Desembargadora que recebeu R$ 117 mil em um mês alerta para risco de 'regime de escravidão' na magistratura
A desembargadora Eva do Amaral Coelho, do Tribunal de Justiça do Pará (TJPA), gerou polêmica ao afirmar, durante uma sessão judicial, que a situação financeira da magistratura é "muito triste" e que a categoria pode, no futuro, não ter como "pagar as contas". As declarações contrastam com os dados do Portal da Transparência, que revelam que ela recebeu, em doze meses de 2025, o valor total de R$ 1.024.117,30. Em março de 2026, sua remuneração bruta foi de R$ 117.863,72, com líquido de R$ 91.211,82 após descontos.
Carreira de 40 anos e atuação no emblemático caso Eldorado do Carajás
Eva Coelho, nascida em 15 de julho de 1951, ingressou na magistratura em outubro de 1985 após concurso público e foi empossada como desembargadora em julho de 2020. Com 40 anos de carreira no Judiciário paraense, ela atuou em diversas comarcas, como Afuá, Chaves e Primavera, e mais recentemente em Belém, onde foi titular da 3ª Vara Criminal até abril de 2020. Entre 2001 e 2002, presidiu fases iniciais do julgamento do Massacre de Eldorado do Carajás, episódio que completou 30 anos em 2026 e resultou na morte de 19 trabalhadores rurais do Movimento Sem Terra (MST), além de outras duas vítimas que faleceram no hospital.

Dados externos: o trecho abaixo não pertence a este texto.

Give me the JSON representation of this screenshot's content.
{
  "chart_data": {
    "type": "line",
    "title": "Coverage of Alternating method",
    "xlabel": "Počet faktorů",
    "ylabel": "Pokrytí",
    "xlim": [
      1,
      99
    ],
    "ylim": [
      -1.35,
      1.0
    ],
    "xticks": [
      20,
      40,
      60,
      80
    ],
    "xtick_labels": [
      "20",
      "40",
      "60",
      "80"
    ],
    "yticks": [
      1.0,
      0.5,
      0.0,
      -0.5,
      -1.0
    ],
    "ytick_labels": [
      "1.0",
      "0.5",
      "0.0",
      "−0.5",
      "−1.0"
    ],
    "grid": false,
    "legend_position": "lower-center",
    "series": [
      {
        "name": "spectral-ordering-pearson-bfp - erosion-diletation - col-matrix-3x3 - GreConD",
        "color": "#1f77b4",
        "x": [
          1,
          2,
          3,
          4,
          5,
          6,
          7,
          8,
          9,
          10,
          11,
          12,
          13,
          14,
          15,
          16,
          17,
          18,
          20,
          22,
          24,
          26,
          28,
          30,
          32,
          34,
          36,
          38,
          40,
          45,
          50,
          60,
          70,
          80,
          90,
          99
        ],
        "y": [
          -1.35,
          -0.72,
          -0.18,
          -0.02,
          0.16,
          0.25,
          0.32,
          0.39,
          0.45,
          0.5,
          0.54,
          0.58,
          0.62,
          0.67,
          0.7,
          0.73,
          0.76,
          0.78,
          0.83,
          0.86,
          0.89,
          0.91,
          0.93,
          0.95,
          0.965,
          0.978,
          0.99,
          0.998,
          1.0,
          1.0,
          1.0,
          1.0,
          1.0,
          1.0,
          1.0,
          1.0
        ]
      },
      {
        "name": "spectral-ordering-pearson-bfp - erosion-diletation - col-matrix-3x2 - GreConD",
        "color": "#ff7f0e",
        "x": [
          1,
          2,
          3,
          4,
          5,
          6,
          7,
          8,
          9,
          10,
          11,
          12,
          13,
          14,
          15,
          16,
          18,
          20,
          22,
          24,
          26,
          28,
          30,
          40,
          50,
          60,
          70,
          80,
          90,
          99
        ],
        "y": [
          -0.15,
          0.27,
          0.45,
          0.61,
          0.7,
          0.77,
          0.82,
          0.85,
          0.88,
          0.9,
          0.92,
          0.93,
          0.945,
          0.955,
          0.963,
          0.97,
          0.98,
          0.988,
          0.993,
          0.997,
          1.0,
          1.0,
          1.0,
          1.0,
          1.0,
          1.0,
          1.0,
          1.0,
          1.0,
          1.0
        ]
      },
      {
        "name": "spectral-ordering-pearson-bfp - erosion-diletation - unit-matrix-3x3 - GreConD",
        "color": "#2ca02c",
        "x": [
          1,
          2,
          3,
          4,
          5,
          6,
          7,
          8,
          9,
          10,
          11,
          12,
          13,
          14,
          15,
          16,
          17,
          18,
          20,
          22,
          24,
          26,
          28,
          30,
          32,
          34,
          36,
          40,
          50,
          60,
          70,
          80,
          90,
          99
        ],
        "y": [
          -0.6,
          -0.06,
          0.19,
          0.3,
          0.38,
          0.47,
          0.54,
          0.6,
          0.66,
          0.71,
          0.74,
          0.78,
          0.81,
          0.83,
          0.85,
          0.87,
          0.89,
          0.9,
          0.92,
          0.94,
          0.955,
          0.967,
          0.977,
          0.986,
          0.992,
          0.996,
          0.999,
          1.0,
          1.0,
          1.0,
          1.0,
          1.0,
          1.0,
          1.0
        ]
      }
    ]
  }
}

Falas polêmicas em sessão do TJPA sobre verbas indenizatórias
Durante a 8ª sessão da 3ª Turma de Direito Penal, em 9 de abril, a desembargadora se manifestou após o Supremo Tribunal Federal (STF) estabelecer critérios para o pagamento das verbas indenizatórias, conhecidas como "penduricalhos". Ela declarou: "Nós não temos direito mais a auxílio alimentação, não temos direito a receber uma gratificação por direção de foro. [...] Enfim, daqui a pouco a gente vai estar no hall daqueles funcionários que trabalham em regime de escravidão". Eva Coelho também afirmou que a categoria não está "no fundo do poço", mas sim "no fundo do alçapão", e que juízes estão sendo vistos como "vilões" ou "bandidos".
Contexto das declarações e impacto na magistratura
A magistrada destacou que colegas estão deixando de frequentar médicos ou tomar remédios devido a dificuldades financeiras, e ressaltou o volume de horas extras realizadas em casa, incluindo fins de semana. As falas ocorreram antes do julgamento de processos, em uma sessão que durou cerca de três horas. O STF, ao limitar os "penduricalhos", aprovou uma tese que detalha parcelas indenizatórias permitidas e proibidas, aguardando regulamentação pelo Congresso Nacional. Eva Coelho, que atuou na justiça eleitoral e foi membro do TRE-PA, expressou em entrevista anterior valores como empatia e ética para a magistratura. O g1 solicitou um posicionamento da desembargadora e aguarda retorno.